In the document presented to the Prosecutor’s Office, Fenasaúde asks for the investigation of crimes of belonging to the criminal organization, misrepresentation and embezzlement.

other frauds

For Fragoso, the impacts of these frauds can be much greater than those raised in the preliminary investigation by Fenasaúde. “This scheme, specifically, is just the tip of a much larger iceberg.”

According to Vera Valente, the case serves as a warning to society. “The value of a fraud, of a service that didn’t happen, that is fake, comes to the care expense account. Everyone is paying. It impacts on the sustainability of the health system, on the predictability of expenses on the part of the plans.”
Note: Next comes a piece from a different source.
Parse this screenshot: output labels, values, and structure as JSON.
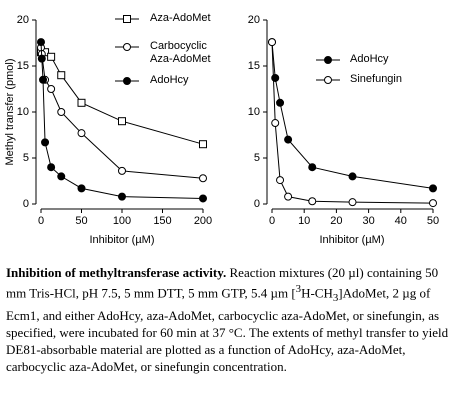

She claims that there are other fraudulent behaviors related to the reimbursement of medical expenses that are widely practiced, such as splitting receipts. For example: a medical consultation costs R$1,000, and the person is entitled to R$300 in reimbursement by the plan. She pays the R$1,000, and receives two or more receipts from the doctor, with different dates, to obtain a refund equal to or close to the amount paid.

According to Valente, there are also cases of receipts granted without any care provided and also the misuse of laboratory tests. “You go to a weight loss clinic, the doctor gives you a giant list of tests, often the collection is done at the clinic itself. Then they double the test order, and the plan pays for many things that were not done.”

There are cases in which health professionals propose to use the value of reimbursement for services not provided to pay for other procedures that are not on the ANS (National Supplementary Health Agency) list. “This is in an absurd dimension, with tentacles in every way. It ranges from the offender to the criminal. From the pickpocket to organized crime”, says Valente.

This month, Fenasaúde announced the creation of a management to prevent and combat fraud. According to data from a 2020 IES (Health Ethics Institute) study, 2.3% of everything invested in health is lost to fraud.

Considering that the budget allocated to the sector (public and private) in recent years corresponded, on average, to 9% of GDP, equivalent to R$ 630 billion, the country loses at least R$ 14.5 billion every year with fraud in the health. It is almost 10% of the budget for the health area in 2023 (R$ 146.4 billion).

With the frauds, operators lit the red alert and established stricter criteria for reimbursement of medical expenses. In channels like Reclame Aqui, the delay in granting reimbursement has been one of the main complaints of users against health plans.

“If you start to have a lot of wrong practice, the operator has to check much more carefully than what they are paying for. It becomes a snowball and ends up harming those who do it right, honestly.”